Un cri lui répondit, puis une bouffée de rire, et des éclats de gaieté juvénile qui s’envolèrent comme un chant.
– Ah ! monsieur Chômel, s’écria-t-on, que vous m’avez fait peur ! C’est que vous m’en avez donné, une chatouille ! J’ai cru que c’était un serpent.
Le jardinier, interloqué, dans le plus grand embarras, avait lâché aussitôt la jambe de son interlocutrice ; il s’était découvert, et, pour mieux marquer son respect, il laissait traîner son chapeau jusqu’à terre.
– Escusez, mame Glyn, escusez, répétait-il.
Je levai les yeux. Une jeune femme tenait entre les doigts une grappe à demi grignotée. Les cheveux épars sur les épaules, riant à belles dents, elle avait la fraîcheur de peau, la simplicité de tenue d’une grande fillette ; mais la liberté du geste et du ton n’était pas d’une pensionnaire.
Tout à coup, Chômel qui, très repentant de sa méprise, demeurait immobile devant le mur, mais promenait ses regards à droite et à gauche, eut l’élan d’un prisonnier qui recouvre enfin sa liberté.

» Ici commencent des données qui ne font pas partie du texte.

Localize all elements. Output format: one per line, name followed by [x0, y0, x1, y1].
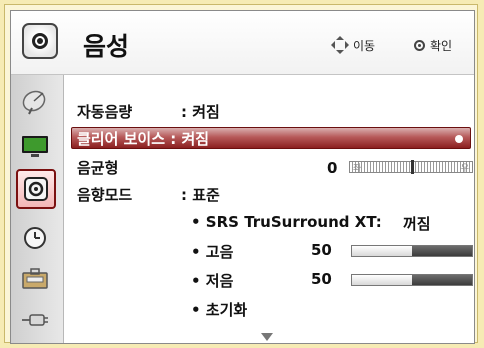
- dpad-arrows-icon: [331, 36, 349, 54]
- auto-volume-value: : 켜짐: [181, 103, 220, 121]
- balance-right-cap: 우: [460, 164, 469, 174]
- sound-mode-value: : 표준: [181, 186, 220, 204]
- bass-slider[interactable]: [351, 274, 473, 286]
- treble-label[interactable]: • 고음: [191, 241, 233, 262]
- sidebar-item-picture[interactable]: [19, 131, 51, 161]
- sidebar-item-time[interactable]: [19, 223, 51, 253]
- ok-label: 확인: [430, 39, 453, 53]
- clock-icon: [24, 227, 46, 249]
- treble-value: 50: [311, 241, 332, 259]
- selection-dot-icon: [455, 135, 463, 143]
- sidebar-item-input[interactable]: [19, 305, 51, 335]
- category-sidebar: [11, 75, 64, 343]
- bass-value: 50: [311, 270, 332, 288]
- tv-screen-icon: [22, 136, 48, 157]
- toolbox-icon: [22, 268, 48, 289]
- sound-mode-label[interactable]: 음향모드: [77, 184, 132, 205]
- srs-value: 꺼짐: [403, 215, 431, 233]
- treble-fill: [352, 246, 412, 256]
- sidebar-item-channel[interactable]: [19, 87, 51, 117]
- satellite-dish-icon: [22, 90, 46, 115]
- balance-thumb[interactable]: [411, 160, 414, 174]
- srs-label[interactable]: • SRS TruSurround XT:: [191, 213, 382, 231]
- menu-content: 자동음량 : 켜짐 클리어 보이스 : 켜짐 음균형 0 좌 우 음향모드 : …: [69, 77, 473, 343]
- move-label: 이동: [353, 38, 376, 53]
- clear-voice-label[interactable]: 클리어 보이스 : 켜짐: [77, 128, 209, 149]
- menu-header: 음성 이동 확인: [11, 11, 474, 75]
- ok-button-icon: [414, 40, 425, 51]
- move-hint: 이동: [331, 36, 375, 54]
- balance-left-cap: 좌: [353, 164, 362, 174]
- balance-slider[interactable]: 좌 우: [349, 160, 473, 174]
- sidebar-item-sound[interactable]: [16, 169, 56, 209]
- reset-label[interactable]: • 초기화: [191, 299, 247, 320]
- speaker-icon: [24, 177, 48, 201]
- auto-volume-label[interactable]: 자동음량: [77, 101, 132, 122]
- balance-label[interactable]: 음균형: [77, 157, 118, 178]
- sound-menu-panel: 음성 이동 확인 자동음량: 켜짐 클리어 보이스: 켜짐 음균형 0 좌 …: [10, 10, 475, 344]
- page-title: 음성: [83, 32, 130, 61]
- treble-slider[interactable]: [351, 245, 473, 257]
- cable-plug-icon: [22, 314, 48, 326]
- speaker-icon: [22, 23, 58, 59]
- balance-value: 0: [327, 159, 338, 177]
- bass-label[interactable]: • 저음: [191, 270, 233, 291]
- ok-hint: 확인: [414, 37, 452, 54]
- scroll-down-arrow-icon[interactable]: [261, 333, 273, 341]
- sidebar-item-option[interactable]: [19, 263, 51, 293]
- bass-fill: [352, 275, 412, 285]
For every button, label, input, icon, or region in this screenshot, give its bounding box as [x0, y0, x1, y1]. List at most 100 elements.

– Mame Glyn, cria-t-il, les v’là !
M. Le Vergier des Combes, accompagné de ses amis, se dirigeait de notre côté. Après la description de Chômel, je n’eus pas de peine à reconnaître dans cette face rieuse, pourpre, exubérante de vie ; dans ce long corps maigre, sévère : l’archevêque et le général Du Tremblay. Dès qu’elle les aperçut, la jeune femme sauta vivement à terre.
– Vous nous tombez du ciel, madame, dit mon oncle.
– Oui, monsieur, pour vous voler. Ah ! grondez-moi. Je mériterais d’être battue. Écoutez ce que j’ai fait. Ce matin, dans mon lit, à peine éveillée, j’ai eu une envie folle de raisin. Je me rappelais que vous m’aviez montré hier votre magnifique muscat. J’avais beau essayer de penser à autre chose, je revoyais toujours devant les yeux ces belles grappes vertes, brillantes comme des émeraudes. Alors je n’ai pas pu résister. À peine levée, il m’a fallu monter sur votre mur pour vous piller et faire la gourmande. Ah ! je suis bien coupable.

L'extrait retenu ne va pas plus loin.